今はバイラマの身体を使って、魂をつなぎ止めている状態。
「そうだったな。こういった事は、経験者がいて助かったよ」
「でしょ? 人間じゃあ滅多にできない事だもんね」
「確かにな」
俺たちは肩をすくめて小さく笑う。
「あの時は結構ゼロも無茶してたよね」
「王国に仕える勇者だったからな。仕方がないと言えば仕方がなかったんだが……」
「単独で魔王軍に立ち向かうって、どういう気持ちだったの?」
「初めはそれなりの陣容は整えていたんだけどな、あっという間に崩壊して、残ったのは俺一人だったってだけだよ」
「でも、それで私たち魔王軍はやられちゃったんだけどね~」
ルシルのあっけらかんとした言葉に俺は頭をかく。
「済まないと思っている」
「そう?」
ルシルは座ったままの状態で俺に頭をもたれかけさせた。
「私ね、あの時もう身体の自由が、ううん、魔王としての力の使い方ができなくなってきていたんだ」
「そうなのか……」
「うん。
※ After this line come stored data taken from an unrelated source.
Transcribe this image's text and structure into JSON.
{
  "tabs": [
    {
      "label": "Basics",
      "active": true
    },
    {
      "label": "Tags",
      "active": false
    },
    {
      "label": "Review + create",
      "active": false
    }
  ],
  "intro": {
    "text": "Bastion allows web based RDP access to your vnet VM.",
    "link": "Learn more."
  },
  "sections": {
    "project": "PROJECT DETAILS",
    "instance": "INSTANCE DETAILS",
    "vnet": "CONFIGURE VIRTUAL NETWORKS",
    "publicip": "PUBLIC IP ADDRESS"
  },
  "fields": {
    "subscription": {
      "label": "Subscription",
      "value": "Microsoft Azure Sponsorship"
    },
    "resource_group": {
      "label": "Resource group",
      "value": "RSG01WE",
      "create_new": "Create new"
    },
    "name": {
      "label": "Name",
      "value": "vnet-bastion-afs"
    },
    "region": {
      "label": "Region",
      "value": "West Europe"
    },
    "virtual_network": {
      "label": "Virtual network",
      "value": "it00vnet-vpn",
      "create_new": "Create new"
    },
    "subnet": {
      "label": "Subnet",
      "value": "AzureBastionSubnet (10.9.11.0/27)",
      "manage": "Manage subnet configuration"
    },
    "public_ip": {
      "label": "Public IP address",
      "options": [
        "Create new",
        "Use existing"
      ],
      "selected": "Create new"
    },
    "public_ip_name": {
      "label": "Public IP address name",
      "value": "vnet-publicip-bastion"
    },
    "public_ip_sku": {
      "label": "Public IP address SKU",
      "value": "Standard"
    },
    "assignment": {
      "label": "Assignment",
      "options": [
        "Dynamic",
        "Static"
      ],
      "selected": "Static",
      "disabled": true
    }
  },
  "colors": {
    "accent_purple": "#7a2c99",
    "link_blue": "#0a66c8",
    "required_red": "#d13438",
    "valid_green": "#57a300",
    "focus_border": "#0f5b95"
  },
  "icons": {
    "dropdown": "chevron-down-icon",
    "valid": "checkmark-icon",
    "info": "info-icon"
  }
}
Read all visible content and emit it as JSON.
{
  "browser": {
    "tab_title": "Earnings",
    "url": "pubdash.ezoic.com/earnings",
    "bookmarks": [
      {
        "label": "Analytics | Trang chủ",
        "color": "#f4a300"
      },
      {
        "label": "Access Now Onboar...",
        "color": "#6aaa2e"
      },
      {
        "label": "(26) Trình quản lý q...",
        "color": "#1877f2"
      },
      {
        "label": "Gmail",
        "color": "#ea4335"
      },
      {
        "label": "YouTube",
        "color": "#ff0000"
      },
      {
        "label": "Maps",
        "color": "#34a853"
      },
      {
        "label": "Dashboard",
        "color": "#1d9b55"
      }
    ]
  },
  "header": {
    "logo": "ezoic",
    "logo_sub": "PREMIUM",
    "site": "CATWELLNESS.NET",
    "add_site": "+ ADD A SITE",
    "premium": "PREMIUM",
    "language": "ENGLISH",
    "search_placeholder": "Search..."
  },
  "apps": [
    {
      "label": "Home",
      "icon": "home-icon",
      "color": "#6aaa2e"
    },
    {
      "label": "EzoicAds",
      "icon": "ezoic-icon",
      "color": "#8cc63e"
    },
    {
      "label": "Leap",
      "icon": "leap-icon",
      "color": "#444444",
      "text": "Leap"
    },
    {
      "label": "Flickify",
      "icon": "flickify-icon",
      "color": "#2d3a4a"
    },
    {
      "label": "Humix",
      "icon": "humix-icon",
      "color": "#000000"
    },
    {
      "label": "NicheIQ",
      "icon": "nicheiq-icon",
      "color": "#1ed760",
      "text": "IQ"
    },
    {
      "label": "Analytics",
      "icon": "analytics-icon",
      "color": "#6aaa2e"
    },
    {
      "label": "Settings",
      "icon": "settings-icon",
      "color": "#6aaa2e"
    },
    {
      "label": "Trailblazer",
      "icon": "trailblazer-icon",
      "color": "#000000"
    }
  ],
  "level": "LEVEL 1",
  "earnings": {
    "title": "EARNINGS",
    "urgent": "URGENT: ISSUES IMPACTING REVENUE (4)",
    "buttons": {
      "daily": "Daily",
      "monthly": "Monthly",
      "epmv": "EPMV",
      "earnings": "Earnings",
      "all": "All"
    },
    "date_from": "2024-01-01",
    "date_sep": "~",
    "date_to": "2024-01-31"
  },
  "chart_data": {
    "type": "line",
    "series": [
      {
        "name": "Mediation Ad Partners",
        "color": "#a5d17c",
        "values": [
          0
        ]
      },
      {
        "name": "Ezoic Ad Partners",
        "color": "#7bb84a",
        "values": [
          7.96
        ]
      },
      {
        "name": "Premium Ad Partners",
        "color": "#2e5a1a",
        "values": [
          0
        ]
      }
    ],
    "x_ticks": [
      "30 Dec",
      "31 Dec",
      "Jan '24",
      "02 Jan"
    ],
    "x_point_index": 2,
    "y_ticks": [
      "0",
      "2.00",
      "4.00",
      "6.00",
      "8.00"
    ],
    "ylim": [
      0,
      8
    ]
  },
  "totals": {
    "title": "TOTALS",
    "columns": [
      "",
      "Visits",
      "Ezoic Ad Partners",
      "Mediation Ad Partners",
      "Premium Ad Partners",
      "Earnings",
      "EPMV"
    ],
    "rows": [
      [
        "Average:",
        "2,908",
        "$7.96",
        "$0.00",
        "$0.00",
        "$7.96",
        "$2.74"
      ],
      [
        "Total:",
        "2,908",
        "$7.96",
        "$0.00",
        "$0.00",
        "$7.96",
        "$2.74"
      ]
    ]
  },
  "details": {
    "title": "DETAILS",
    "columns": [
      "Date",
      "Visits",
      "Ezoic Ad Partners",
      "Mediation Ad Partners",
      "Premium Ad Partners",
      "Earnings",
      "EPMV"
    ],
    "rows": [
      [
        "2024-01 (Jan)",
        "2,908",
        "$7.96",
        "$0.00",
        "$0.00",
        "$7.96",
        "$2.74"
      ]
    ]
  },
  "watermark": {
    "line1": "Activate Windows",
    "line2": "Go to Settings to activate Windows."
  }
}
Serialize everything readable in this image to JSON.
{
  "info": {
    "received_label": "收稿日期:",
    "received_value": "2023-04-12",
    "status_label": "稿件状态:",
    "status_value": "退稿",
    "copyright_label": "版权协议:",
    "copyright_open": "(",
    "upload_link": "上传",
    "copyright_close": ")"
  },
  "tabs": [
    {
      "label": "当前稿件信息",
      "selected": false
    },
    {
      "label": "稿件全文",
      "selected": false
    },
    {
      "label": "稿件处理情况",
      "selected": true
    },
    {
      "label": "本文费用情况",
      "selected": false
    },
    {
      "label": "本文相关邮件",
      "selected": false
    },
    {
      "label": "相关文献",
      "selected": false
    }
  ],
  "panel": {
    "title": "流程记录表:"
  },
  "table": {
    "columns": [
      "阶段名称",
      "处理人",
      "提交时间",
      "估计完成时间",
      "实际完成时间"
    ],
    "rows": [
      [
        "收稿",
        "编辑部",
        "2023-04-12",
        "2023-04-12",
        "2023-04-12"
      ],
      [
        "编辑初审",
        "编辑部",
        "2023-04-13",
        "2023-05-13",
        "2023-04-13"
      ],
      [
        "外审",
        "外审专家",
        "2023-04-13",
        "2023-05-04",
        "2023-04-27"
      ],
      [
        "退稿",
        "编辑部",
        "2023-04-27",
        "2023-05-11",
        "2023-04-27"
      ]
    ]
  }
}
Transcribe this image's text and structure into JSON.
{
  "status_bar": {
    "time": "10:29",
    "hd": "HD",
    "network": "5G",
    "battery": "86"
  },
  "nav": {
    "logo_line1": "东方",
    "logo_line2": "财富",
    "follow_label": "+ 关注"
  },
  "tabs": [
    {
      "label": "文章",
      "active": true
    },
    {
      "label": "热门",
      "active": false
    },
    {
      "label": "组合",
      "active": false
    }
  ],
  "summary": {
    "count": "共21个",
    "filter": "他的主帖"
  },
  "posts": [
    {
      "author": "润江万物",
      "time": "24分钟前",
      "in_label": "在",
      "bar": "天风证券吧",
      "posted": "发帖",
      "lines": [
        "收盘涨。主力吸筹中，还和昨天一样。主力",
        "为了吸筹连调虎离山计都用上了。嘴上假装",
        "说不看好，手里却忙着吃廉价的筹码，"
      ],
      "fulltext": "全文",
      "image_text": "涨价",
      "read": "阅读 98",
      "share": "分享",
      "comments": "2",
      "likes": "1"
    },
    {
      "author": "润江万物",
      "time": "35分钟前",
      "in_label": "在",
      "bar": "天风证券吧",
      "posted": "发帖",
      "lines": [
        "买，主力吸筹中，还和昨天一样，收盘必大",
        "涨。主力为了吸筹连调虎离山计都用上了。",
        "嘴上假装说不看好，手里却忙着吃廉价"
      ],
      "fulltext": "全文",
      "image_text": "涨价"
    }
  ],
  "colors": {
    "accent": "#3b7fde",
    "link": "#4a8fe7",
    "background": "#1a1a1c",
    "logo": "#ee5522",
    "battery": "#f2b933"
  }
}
あの頃ね、私の統率力のなさがいけないんだと思うんだけどさ、魔王軍の中に反乱が起きたりしてね」
「ああ、確かに分裂していたっていう話は聞いた事がある。それもあって、俺は各個撃破ができたというのもあるんだが、そうか、反乱がなあ」
今思えば、魔王軍の幹部が前線に出ていたりだとか、単独行動を取っていたなんていう事もあった。
だから本陣へ、本拠地へと進めたのかもしれないな。
「それが今じゃあ、魔王を倒した勇者が王国を解雇されて、その勇者が魔王とこうして旅をしているなんてな……」
思わず笑いがこみ上げてしまった。口をつぐんでこらえるのに必死だ。
「どうしたの?」
「いやなに、いろいろあったけど、今は今で結構面白いって思ってさ」
俺が笑いを噛み殺す姿を見て、ルシルもつられて笑いそうになる。
「ふふっ、そうだね。私もまさかこんな風になるとは思っていなかったよ、魔王でいた時には、ね」
「そうだな」
お互い顔を見合わせて、つい笑いが漏れてしまう。
考えてみれば他に見ている奴もいないからな、我慢する必要なんてなかったんだ。
「ぷっ、ははははっ!」
「ふふふふ」
心を解放する。昔の立場はどうであれ、今はこうして一緒にいられるんだ。
お互いの肩が笑うたびに触れ、存在を確かめ合う。
俺たちの笑い声は、草原を渡る風に乗って消えていった。